Chapitre 2 : La voix.
USA : Los Angeles.
John ouvrit doucement les yeux, un puissant mal de tête l'assommait littéralement. Au dessus de lui, un ventilateur tournoyait au plafond.
Il cligna des yeux pour s'accommoder à la lumière et jeta un rapide coup d'œil à la pièce.
Les murs étaient blancs, un électrocardiographe était posé sur une table près de son grand lit.
Il était dans un hôpital. Il était fatigué et ne se souvenait plus de rien. Il fouilla dans les tréfonds de son cerveau, que pouvait il ce passait pour qu'il soit dans un hôpital ?
Soudain, il se rappela de l'accident, il vérifia à la hâte qu'il avait tous ces membres, puis fût rassuré.
On lui avait donné un pyjama à poids verts.
Il avait de puissantes courbatures.
Soudain la porte s'ouvrit et ses "parents" entrèrent dans la pièce.
- Comment ça va mon chéri ? demanda Jessica.
Elle n'avait pas dû s'inquiéter beaucoup, John détestait ses faux parents et apparemment, c'était réciproque.
- Un conseil sale gosse : ne refait plus jamais ça, si tu meurs je te promets que je te tue, dit Eric qui apparemment se fichait de ce que son fils avait éprouvé.
- Quand est-ce que je rentrerais à la maison ? demanda John, il constata que sa voix était cassée.
- Cet après-midi, assura Jessica, tu n'as pas eu de blessures graves mais les médecins voulaient de garder en observation.
- Depuis quand je suis là ?
- Trois jours... mais qu'est-ce que t'en as à foutre ? demanda Eric.
- Euh... comme ça.
- Bon, on y va, rétablis toi vite. reprit Eric d'un ton qui laissait entendre le contraire.

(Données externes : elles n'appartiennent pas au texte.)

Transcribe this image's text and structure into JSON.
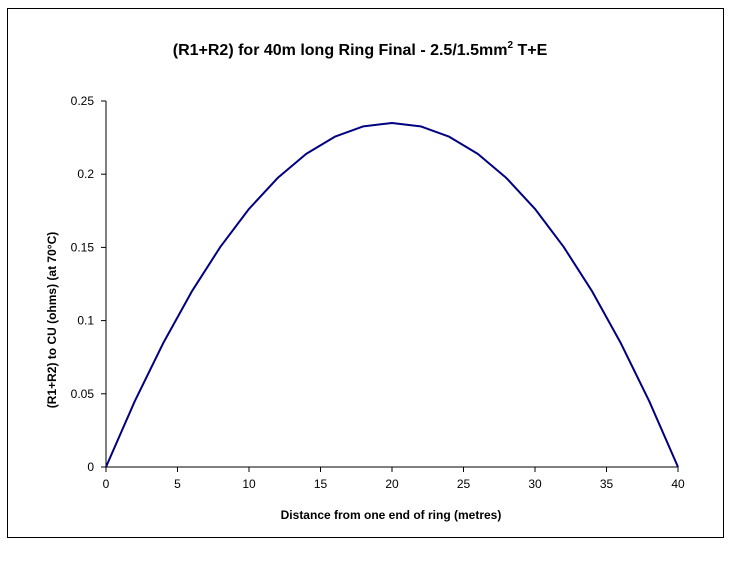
{
  "chart_data": {
    "type": "line",
    "title": "(R1+R2) for 40m long Ring Final - 2.5/1.5mm",
    "title_superscript": "2",
    "title_suffix": " T+E",
    "xlabel": "Distance from one end of ring (metres)",
    "ylabel": "(R1+R2) to CU (ohms) (at 70°C)",
    "xlim": [
      0,
      40
    ],
    "ylim": [
      0,
      0.25
    ],
    "x_ticks": [
      "0",
      "5",
      "10",
      "15",
      "20",
      "25",
      "30",
      "35",
      "40"
    ],
    "y_ticks": [
      "0",
      "0.05",
      "0.1",
      "0.15",
      "0.2",
      "0.25"
    ],
    "grid": false,
    "legend": "none",
    "series": [
      {
        "color": "#000080",
        "x": [
          0,
          2,
          4,
          6,
          8,
          10,
          12,
          14,
          16,
          18,
          20,
          22,
          24,
          26,
          28,
          30,
          32,
          34,
          36,
          38,
          40
        ],
        "y": [
          0,
          0.0447,
          0.0846,
          0.1199,
          0.1504,
          0.1763,
          0.1974,
          0.2139,
          0.2256,
          0.2327,
          0.235,
          0.2327,
          0.2256,
          0.2139,
          0.1974,
          0.1763,
          0.1504,
          0.1199,
          0.0846,
          0.0447,
          0
        ]
      }
    ]
  }
}
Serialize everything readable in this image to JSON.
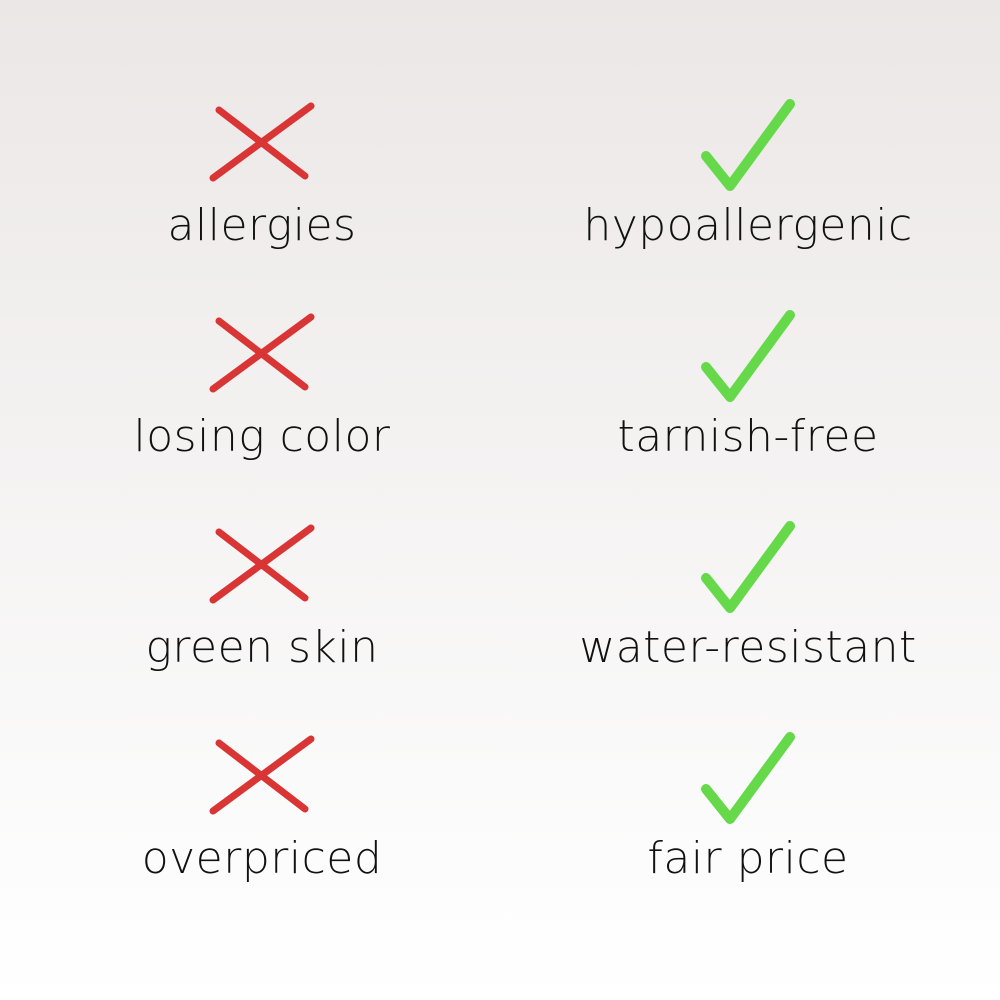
{
  "colors": {
    "cross": "#d93535",
    "check": "#66d94a",
    "background_top": "#ebe7e6",
    "background_bottom": "#ffffff"
  },
  "negatives": [
    {
      "icon": "cross-icon",
      "label": "allergies"
    },
    {
      "icon": "cross-icon",
      "label": "losing color"
    },
    {
      "icon": "cross-icon",
      "label": "green skin"
    },
    {
      "icon": "cross-icon",
      "label": "overpriced"
    }
  ],
  "positives": [
    {
      "icon": "check-icon",
      "label": "hypoallergenic"
    },
    {
      "icon": "check-icon",
      "label": "tarnish-free"
    },
    {
      "icon": "check-icon",
      "label": "water-resistant"
    },
    {
      "icon": "check-icon",
      "label": "fair price"
    }
  ]
}
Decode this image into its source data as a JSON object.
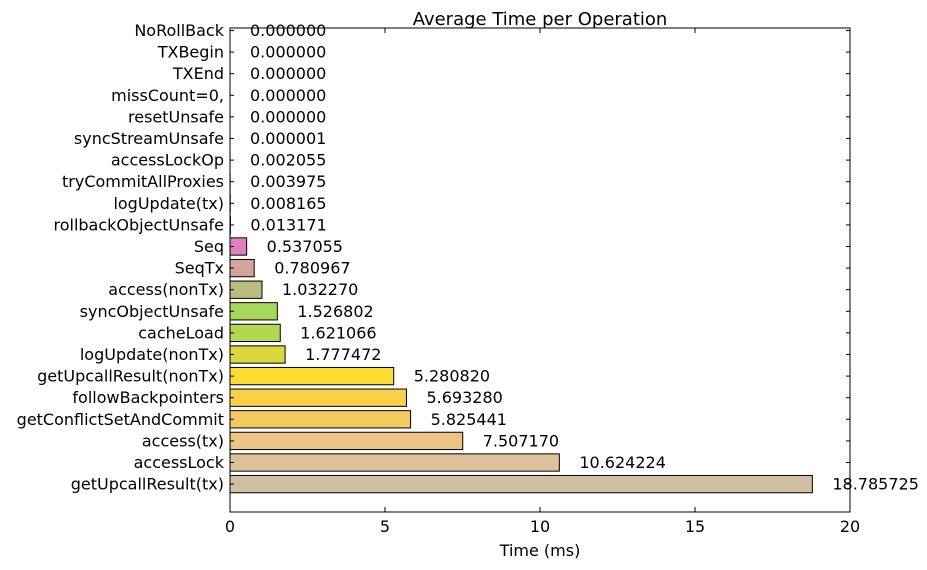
{
  "chart_data": {
    "type": "bar",
    "orientation": "horizontal",
    "title": "Average Time per Operation",
    "xlabel": "Time (ms)",
    "ylabel": "",
    "xlim": [
      0,
      20
    ],
    "xticks": [
      0,
      5,
      10,
      15,
      20
    ],
    "grid": false,
    "categories": [
      "NoRollBack",
      "TXBegin",
      "TXEnd",
      "missCount=0,",
      "resetUnsafe",
      "syncStreamUnsafe",
      "accessLockOp",
      "tryCommitAllProxies",
      "logUpdate(tx)",
      "rollbackObjectUnsafe",
      "Seq",
      "SeqTx",
      "access(nonTx)",
      "syncObjectUnsafe",
      "cacheLoad",
      "logUpdate(nonTx)",
      "getUpcallResult(nonTx)",
      "followBackpointers",
      "getConflictSetAndCommit",
      "access(tx)",
      "accessLock",
      "getUpcallResult(tx)"
    ],
    "values": [
      0.0,
      0.0,
      0.0,
      0.0,
      0.0,
      1e-06,
      0.002055,
      0.003975,
      0.008165,
      0.013171,
      0.537055,
      0.780967,
      1.03227,
      1.526802,
      1.621066,
      1.777472,
      5.28082,
      5.69328,
      5.825441,
      7.50717,
      10.624224,
      18.785725
    ],
    "labels": [
      "0.000000",
      "0.000000",
      "0.000000",
      "0.000000",
      "0.000000",
      "0.000001",
      "0.002055",
      "0.003975",
      "0.008165",
      "0.013171",
      "0.537055",
      "0.780967",
      "1.032270",
      "1.526802",
      "1.621066",
      "1.777472",
      "5.280820",
      "5.693280",
      "5.825441",
      "7.507170",
      "10.624224",
      "18.785725"
    ],
    "colors": [
      "#aa66cc",
      "#b266c8",
      "#bb66c4",
      "#c066c0",
      "#c866bb",
      "#cc66b2",
      "#d066aa",
      "#d466a0",
      "#d86a98",
      "#dc6e92",
      "#e080c0",
      "#d4a39a",
      "#bcbb80",
      "#a8d85a",
      "#b2d850",
      "#dad83c",
      "#fbdc30",
      "#f7d048",
      "#f2ca60",
      "#ecc585",
      "#dcc19a",
      "#d2bea2"
    ]
  }
}
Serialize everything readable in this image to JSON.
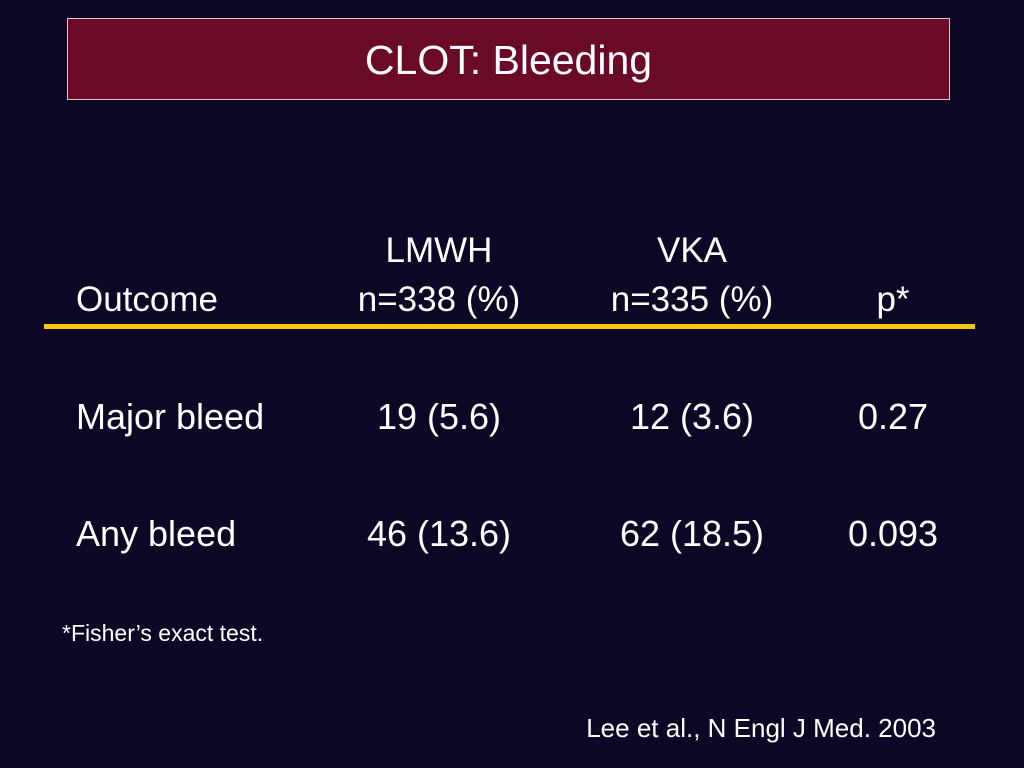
{
  "title": "CLOT: Bleeding",
  "table": {
    "headers": {
      "outcome": "Outcome",
      "lmwh_line1": "LMWH",
      "lmwh_line2": "n=338 (%)",
      "vka_line1": "VKA",
      "vka_line2": "n=335 (%)",
      "p": "p*"
    },
    "rows": [
      {
        "outcome": "Major bleed",
        "lmwh": "19 (5.6)",
        "vka": "12 (3.6)",
        "p": "0.27"
      },
      {
        "outcome": "Any bleed",
        "lmwh": "46 (13.6)",
        "vka": "62 (18.5)",
        "p": "0.093"
      }
    ]
  },
  "footnote": "*Fisher’s exact test.",
  "citation": "Lee et al., N Engl J Med. 2003",
  "colors": {
    "background": "#0b0724",
    "title_box": "#6a0a27",
    "rule": "#f6c511",
    "text": "#ffffff"
  }
}
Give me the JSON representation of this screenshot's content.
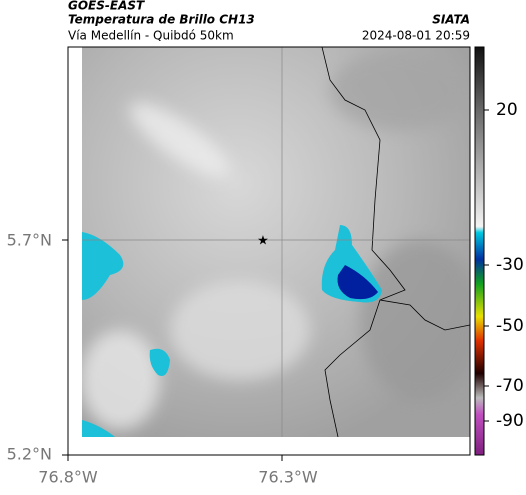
{
  "header": {
    "satellite": "GOES-EAST",
    "product": "Temperatura de Brillo CH13",
    "org": "SIATA",
    "region": "Vía Medellín - Quibdó 50km",
    "timestamp": "2024-08-01 20:59"
  },
  "map": {
    "lat_labels": [
      "5.7°N",
      "5.2°N"
    ],
    "lon_labels": [
      "76.8°W",
      "76.3°W"
    ]
  },
  "colorbar": {
    "ticks": [
      20,
      -30,
      -50,
      -70,
      -90
    ]
  }
}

Alors ils sortirent. Pourquoi la vie s'acharnait-elle sur John ? Pourquoi n'avait-il pas de vraies parents attentionnés et gentil ? Pourquoi lui ?
Soudain, John eut envie de pleurer, ça ne lui ressembler pourtant pas.
Il respira un grand coup et enfouit la tête dans son oreiller, il espérait que quand il se réveillerait son vrai père serait penché sur lui, que tout ce que ça vie avait été ne soit qu'un rêve. Alors il sombra dans le sommeil.
***** Le lendemain*****
John était retourné chez lui, il était encore trop faible pour aller en cour et son mal de tête le torturait toujours.
Jessica était architecte, elle n'était jamais là de la journée, tout comme Eric qui travaillait sur un chantier.
Ainsi, John avait une journée entière a passer assis sur le canapé à jouer à sa XBOX 360.
Les rayons du soleil du matin passait à travers les rideaux et éclairait la moquette et la table basse sur laquelle il posait ses pieds.
Soudain, un petit déclic se fit entendre. Il mit le jeu en pause pour jeter un coup d'œil circulaire à la pièce puis bailla à s'en décrocher la mâchoire et retourna à son jeu vidéo.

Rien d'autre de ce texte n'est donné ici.